NOTICIA

17.09

Servidor pode pedir a redução de jornada

Mas o salário também diminuirá, na mesma proporção
 
Servidores públicos federais poderão pedir redução de jornada de oito horas diárias para seis ou quatro horas por dia, com redução proporcional da remuneração.
 
É o que estabelece a Instrução Normativa nº 2 do Ministério do Planejamento, que já está no Diário Oficial da União.
 
A medida vale para mais de 200 órgãos da administração pública federal direta, autarquias e fundações públicas federais e estabelece ainda os critérios e procedimentos relativos à jornada de trabalho, ao controle de horários na acumulação de cargos, empregos e funções, ao banco de horas e à utilização do sobreaviso para servidores públicos federais.
 
A redução de jornada deverá ser autorizada observado-se o interesse da administração pública, e poderá ser revertida novamente em integral, a pedido do servidor ou por decisão do órgão.
 
Servidores de alguns cargos e carreiras não poderão requerer o benefício, como advogados e assistentes jurídicos da Advocacia-Geral da União ou órgãos vinculados; delegados, escrivães e policiais federais; e auditores-fiscais da Receita Federal, Previdência Social e do Trabalho.
 
Também não é permitida a concessão de jornada reduzida aos servidores efetivos submetidos à dedicação exclusiva ou sujeitos à duração de trabalho prevista em leis especiais.
 
Banco de horas já vale A adoção do banco de horas será feita pelos dirigentes dos órgãos e entidades, caso seja do interesse da administração federal.
 
As horas extras para o banco, deverão ser autorizadas pela chefia e não poderão ultrapassar duas horas diárias, para a execução de tarefas, projetos e programas de relevância para o serviço público.
 
Por meio de um sistema eletrônico de frequência, as horas excedentes, além da jornada regular do servidor, serão computadas como crédito e as horas não trabalhadas, como débito. De acordo com a instrução do Ministério do Planejamento, as horas excedentes contabilizadas no banco, em nenhuma hipótese, serão caracterizadas como serviço extraordinário ou convertidas em pagamento em dinheiro.
 
A instrução normativa tem ainda orientações para a utilização do sobreaviso, ou seja, o período em que o servidor público permanece à disposição do órgão aguardando chamado para ir trabalhar.
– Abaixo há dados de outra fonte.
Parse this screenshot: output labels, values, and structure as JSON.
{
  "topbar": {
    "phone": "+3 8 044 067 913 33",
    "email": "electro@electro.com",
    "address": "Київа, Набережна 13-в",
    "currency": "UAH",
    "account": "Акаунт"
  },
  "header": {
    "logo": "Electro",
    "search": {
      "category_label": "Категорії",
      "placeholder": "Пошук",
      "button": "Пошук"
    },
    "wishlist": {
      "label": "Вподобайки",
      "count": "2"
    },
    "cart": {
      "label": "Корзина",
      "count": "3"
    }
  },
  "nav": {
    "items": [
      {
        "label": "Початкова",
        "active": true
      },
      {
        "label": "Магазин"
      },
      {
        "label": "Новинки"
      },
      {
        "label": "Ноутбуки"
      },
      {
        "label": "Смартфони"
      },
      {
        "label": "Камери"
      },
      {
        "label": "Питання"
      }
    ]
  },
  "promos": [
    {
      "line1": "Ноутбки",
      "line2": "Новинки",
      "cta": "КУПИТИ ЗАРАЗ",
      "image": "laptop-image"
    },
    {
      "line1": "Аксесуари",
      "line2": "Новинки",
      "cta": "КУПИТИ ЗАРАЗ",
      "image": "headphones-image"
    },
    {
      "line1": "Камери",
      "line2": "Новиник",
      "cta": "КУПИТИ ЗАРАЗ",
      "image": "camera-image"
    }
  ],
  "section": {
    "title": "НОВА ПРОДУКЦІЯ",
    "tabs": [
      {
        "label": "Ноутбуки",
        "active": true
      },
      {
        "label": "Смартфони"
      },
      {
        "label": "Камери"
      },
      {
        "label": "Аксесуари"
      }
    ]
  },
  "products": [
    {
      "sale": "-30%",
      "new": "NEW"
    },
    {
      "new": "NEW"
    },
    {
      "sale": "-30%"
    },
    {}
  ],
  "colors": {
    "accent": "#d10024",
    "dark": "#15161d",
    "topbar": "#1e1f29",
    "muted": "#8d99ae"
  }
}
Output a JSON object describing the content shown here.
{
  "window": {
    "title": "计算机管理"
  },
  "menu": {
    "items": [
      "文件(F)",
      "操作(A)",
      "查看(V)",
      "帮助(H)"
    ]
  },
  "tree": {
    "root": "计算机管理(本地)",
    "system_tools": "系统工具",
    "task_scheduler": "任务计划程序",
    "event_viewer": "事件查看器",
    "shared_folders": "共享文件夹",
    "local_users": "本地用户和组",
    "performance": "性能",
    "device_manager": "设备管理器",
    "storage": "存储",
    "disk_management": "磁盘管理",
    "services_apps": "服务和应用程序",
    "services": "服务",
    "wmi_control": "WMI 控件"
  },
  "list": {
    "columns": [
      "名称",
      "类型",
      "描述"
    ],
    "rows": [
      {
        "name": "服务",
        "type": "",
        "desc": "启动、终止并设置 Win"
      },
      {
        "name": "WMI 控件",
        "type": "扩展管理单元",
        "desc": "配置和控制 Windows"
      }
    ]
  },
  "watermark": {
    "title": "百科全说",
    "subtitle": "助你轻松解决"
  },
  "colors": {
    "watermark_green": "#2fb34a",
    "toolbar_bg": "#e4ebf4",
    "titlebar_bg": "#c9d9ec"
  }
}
Para utilização desse regime, os órgãos devem estabelecer as escalas de sobreaviso com antecedência.
 
Nesse caso, o servidor deve permanecer em regime de prontidão, mesmo durante seus períodos de descanso, fora de seu horário e local de trabalho. Mas somente as horas efetivamente trabalhadas poderão ser contabilizadas no banco de horas.
 
200 ÓRGÃOS PODEM ADOTAR A REDUÇÃO DE TEMPO
 
 
Saiba Mais
 
O regime de sobreaviso já existe no setor privado. O art. 244 da CLT abre caminho para que empresas tenham empregados extranumerários, de sobreaviso e de prontidão, para executar serviços imprevistos ou para substituir empregados que faltem à escala organizada.
 
Considera-se em sobreaviso o empregado que, à distância e submetido a controle patronal por instrumentos telemáticos ou informatizados, permanecer em plantão, aguardando a qualquer momento o chamado para o serviço durante o período de descanso.
 
O uso de equipamentos, como pagers, por si só não caracteriza o regime de sobreaviso.